Currently listening to: Zombie – The Cranberries
Days turned into weeks. Weeks turned into nearly a month. I spent most of my days at the hospital living in the waiting room or in my dad’s room in the ICU. My mom and I alternated where we slept while my brother took care of the logistics at home and kept the rest of our relatives abreast of what was happening. I looked like I was homeless, camping out at the hospital and intermittently going home to shower and get a change of clothes.
The surgeons wanted to perform a procedure called TIPS (transjugular intrahepatic portosystemic shunt) because he was still hemorrhaging and his blood pressure was unstable due to the portal hypertension and complications. This meant that they would place a shunt going directly from the portal vein into the hepatic vein, which would relieve the high blood pressure.
The radiologist would would need to make an incision in his jugular vein and thread it past the heart and down into the liver. He would also require a tracheostomy, an incision made into the neck and trachea to allow the air to reach the lungs through a tube that would be inserted into the opening.
Surgery was scheduled for the next morning and none of us were able to sleep that night. I know that with any surgery, there are risks. I just hoped that since he was still young that it would be in his favor and that we would have a successful outcome. We needed this to work so we could take the next step towards rehabilitation. We were running out of options.
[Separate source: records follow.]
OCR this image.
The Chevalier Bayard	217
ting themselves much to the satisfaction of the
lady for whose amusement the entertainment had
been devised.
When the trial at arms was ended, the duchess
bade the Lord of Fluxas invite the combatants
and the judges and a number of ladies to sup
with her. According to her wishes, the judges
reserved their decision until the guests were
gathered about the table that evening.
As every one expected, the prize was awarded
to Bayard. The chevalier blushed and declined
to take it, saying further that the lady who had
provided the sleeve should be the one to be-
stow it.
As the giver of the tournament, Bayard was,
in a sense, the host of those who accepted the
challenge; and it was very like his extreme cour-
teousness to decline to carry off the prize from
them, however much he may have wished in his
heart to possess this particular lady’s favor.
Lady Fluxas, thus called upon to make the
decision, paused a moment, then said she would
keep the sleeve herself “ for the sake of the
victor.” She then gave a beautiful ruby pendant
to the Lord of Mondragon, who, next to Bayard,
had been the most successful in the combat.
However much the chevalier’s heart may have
Morning came and they wheeled him into the operating room. As we were praying with my parent’s pastor, within fifteen minutes the doctors came out of the operating room. Their heads hung down while talking to us and said somberly that they would not be able to proceed with the tracheostomy or the TIPS. They slowly continued to tell us about how they made a small incision on his throat and discovered that the blood was not clotting. If they went on with the surgery, he would hemorrhage to death and that was not a risk they were willing to take. They were one hundred percent certain that he would die on the table if they did. Fucking coagulopathy. Fucking liver. Fuck…
Now what were we supposed to do? I was desperate. He was getting around the clock blood transfusions…it’s been nearly a month and he has still been in a coma. Nothing was getting better. Nothing was working. I asked for them to schedule an EEG. I needed to know…
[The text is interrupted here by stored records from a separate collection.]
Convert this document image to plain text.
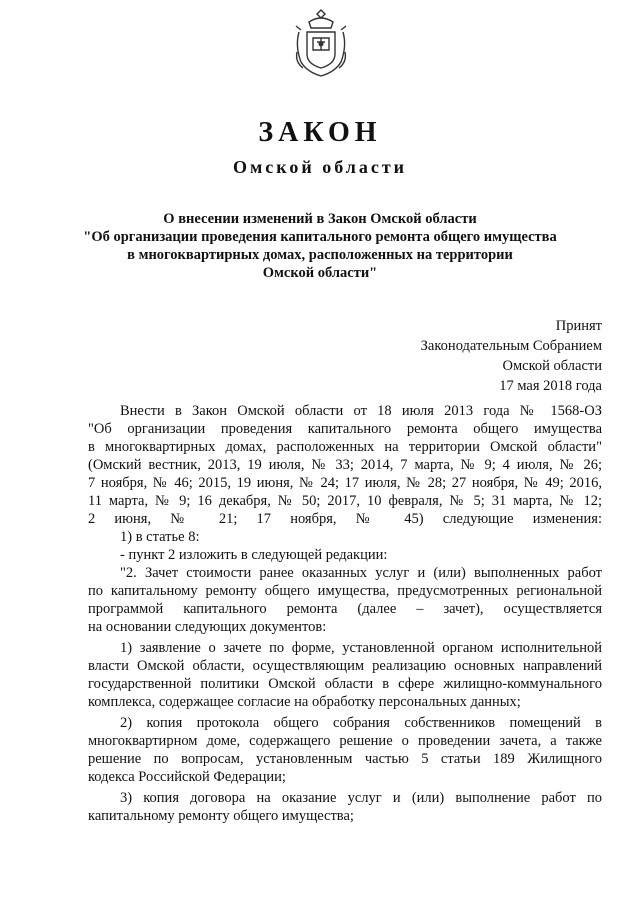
ЗАКОН
Омской области
О внесении изменений в Закон Омской области
"Об организации проведения капитального ремонта общего имущества
в многоквартирных домах, расположенных на территории
Омской области"
Принят
Законодательным Собранием
Омской области
17 мая 2018 года
Внести в Закон Омской области от 18 июля 2013 года № 1568-ОЗ
"Об организации проведения капитального ремонта общего имущества
в многоквартирных домах, расположенных на территории Омской области"
(Омский вестник, 2013, 19 июля, № 33; 2014, 7 марта, № 9; 4 июля, № 26;
7 ноября, № 46; 2015, 19 июня, № 24; 17 июля, № 28; 27 ноября, № 49; 2016,
11 марта, № 9; 16 декабря, № 50; 2017, 10 февраля, № 5; 31 марта, № 12;
2 июня, № 21; 17 ноября, № 45) следующие изменения:
1) в статье 8:
- пункт 2 изложить в следующей редакции:
"2. Зачет стоимости ранее оказанных услуг и (или) выполненных работ
по капитальному ремонту общего имущества, предусмотренных региональной
программой капитального ремонта (далее – зачет), осуществляется
на основании следующих документов:
1) заявление о зачете по форме, установленной органом исполнительной
власти Омской области, осуществляющим реализацию основных направлений
государственной политики Омской области в сфере жилищно-коммунального
комплекса, содержащее согласие на обработку персональных данных;
2) копия протокола общего собрания собственников помещений в
многоквартирном доме, содержащего решение о проведении зачета, а также
решение по вопросам, установленным частью 5 статьи 189 Жилищного
кодекса Российской Федерации;
3) копия договора на оказание услуг и (или) выполнение работ по
капитальному ремонту общего имущества;
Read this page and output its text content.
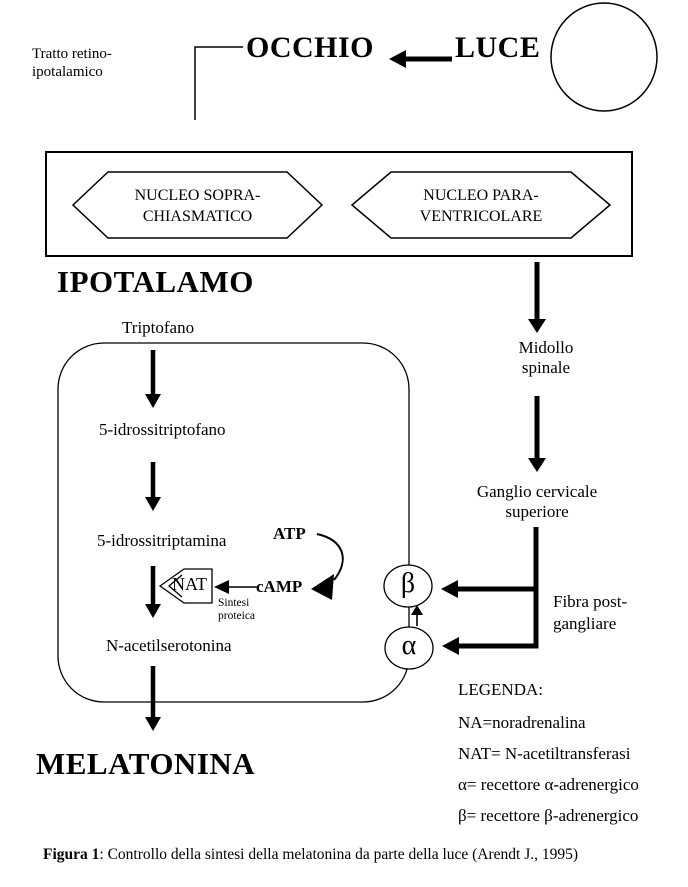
Tratto retino-
ipotalamico
OCCHIO	LUCE
NUCLEO SOPRA-
CHIASMATICO
NUCLEO PARA-
VENTRICOLARE
IPOTALAMO
Triptofano
5-idrossitriptofano
5-idrossitriptamina	ATP
cAMP
NAT
Sintesi
proteica
N-acetilserotonina
MELATONINA
Midollo
spinale
Ganglio cervicale
superiore
β
α
Fibra post-
gangliare
LEGENDA:
NA=noradrenalina
NAT= N-acetiltransferasi
α= recettore α-adrenergico
β= recettore β-adrenergico
Figura 1: Controllo della sintesi della melatonina da parte della luce (Arendt J., 1995)
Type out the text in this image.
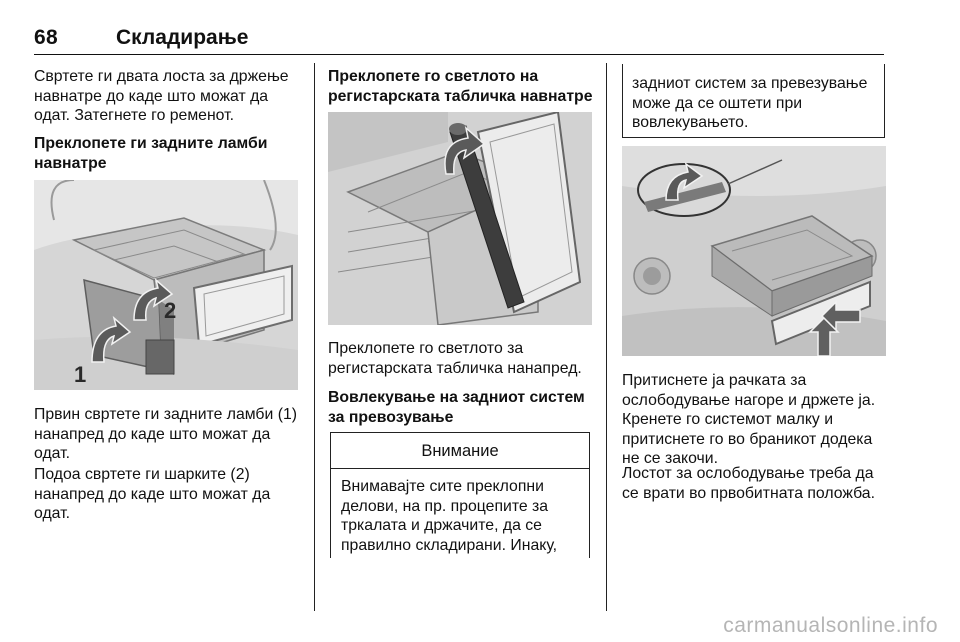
68	Складирање

Свртете ги двата лоста за држење навнатре до каде што можат да одат. Затегнете го ременот.

Преклопете ги задните ламби навнатре

1
2

Првин свртете ги задните ламби (1) нанапред до каде што можат да одат.

Подоа свртете ги шарките (2) нанапред до каде што можат да одат.

Преклопете го светлото на регистарската табличка навнатре

Преклопете го светлото за регистарската табличка нанапред.

Вовлекување на задниот систем за превозување

Внимание

Внимавајте сите преклопни делови, на пр. процепите за тркалата и држачите, да се правилно складирани. Инаку,

задниот систем за превезување може да се оштети при вовлекувањето.

Притиснете ја рачката за ослободување нагоре и држете ја. Кренете го системот малку и притиснете го во браникот додека не се закочи.

Лостот за ослободување треба да се врати во првобитната положба.

carmanualsonline.info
The EEG was completed and the nurse, not the doctor, told me what the results were. There was no brain activity. The brain functioning had stopped…impending death was on the horizon. Deep down inside, I already knew this was true, when I had done a cranial nerve examination…when they attempted to wean him off the ventilator and failed…the way he looked lifeless in the hospital bed…my head was spinning and ready to implode. This was confirmation that I did not want.
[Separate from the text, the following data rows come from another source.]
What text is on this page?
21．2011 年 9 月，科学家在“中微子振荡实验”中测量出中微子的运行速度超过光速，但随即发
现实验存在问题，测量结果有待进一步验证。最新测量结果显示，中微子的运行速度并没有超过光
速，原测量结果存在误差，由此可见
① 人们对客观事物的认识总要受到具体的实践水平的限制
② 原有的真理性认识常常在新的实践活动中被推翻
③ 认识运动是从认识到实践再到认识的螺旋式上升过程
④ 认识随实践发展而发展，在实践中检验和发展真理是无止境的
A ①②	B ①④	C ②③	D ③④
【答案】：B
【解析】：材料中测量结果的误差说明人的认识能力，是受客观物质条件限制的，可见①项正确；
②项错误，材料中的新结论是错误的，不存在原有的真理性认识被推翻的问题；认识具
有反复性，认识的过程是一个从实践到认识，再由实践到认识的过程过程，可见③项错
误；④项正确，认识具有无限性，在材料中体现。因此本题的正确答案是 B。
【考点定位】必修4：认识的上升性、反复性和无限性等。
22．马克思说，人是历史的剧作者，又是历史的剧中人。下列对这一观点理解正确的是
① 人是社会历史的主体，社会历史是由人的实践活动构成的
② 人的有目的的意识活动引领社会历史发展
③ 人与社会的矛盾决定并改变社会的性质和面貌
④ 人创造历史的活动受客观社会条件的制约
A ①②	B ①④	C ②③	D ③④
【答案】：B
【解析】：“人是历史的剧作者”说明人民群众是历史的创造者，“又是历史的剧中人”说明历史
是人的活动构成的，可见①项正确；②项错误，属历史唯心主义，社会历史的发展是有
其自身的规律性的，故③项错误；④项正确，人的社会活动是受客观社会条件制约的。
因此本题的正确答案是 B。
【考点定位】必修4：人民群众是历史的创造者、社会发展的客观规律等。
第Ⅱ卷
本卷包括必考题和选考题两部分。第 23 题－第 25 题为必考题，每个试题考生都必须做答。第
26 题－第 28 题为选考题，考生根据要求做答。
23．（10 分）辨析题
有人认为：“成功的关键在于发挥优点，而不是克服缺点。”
I requested a family meeting with the healthcare team. They set one up the following afternoon between all of his physicians, social worker, chaplain, and us. The ten of us were seated in the conference room. They were rather direct with us as to my dad’s condition, prognosis, and told us our options. We could either continue what we were doing or terminal weaning…remove the ventilator.
He would not regain consciousness. His condition was not reversible. There would be zero chance of recovery without artificial life support. Brain death..is death.
My mom and I were in health care and understood the dire situation. When we decided on the terminal weaning, my brother flew into a rage and told us that we were killing him and that we were murderers. He screamed and said that he would never forgive us if we went forward with our decision.
I burst into tears because I was fatigued, frustrated with my brother, and grieving. My mom tried to console my brother, he is her favorite after all. I walked away from the both of them and went back into my dad’s private room and held his hand and wept.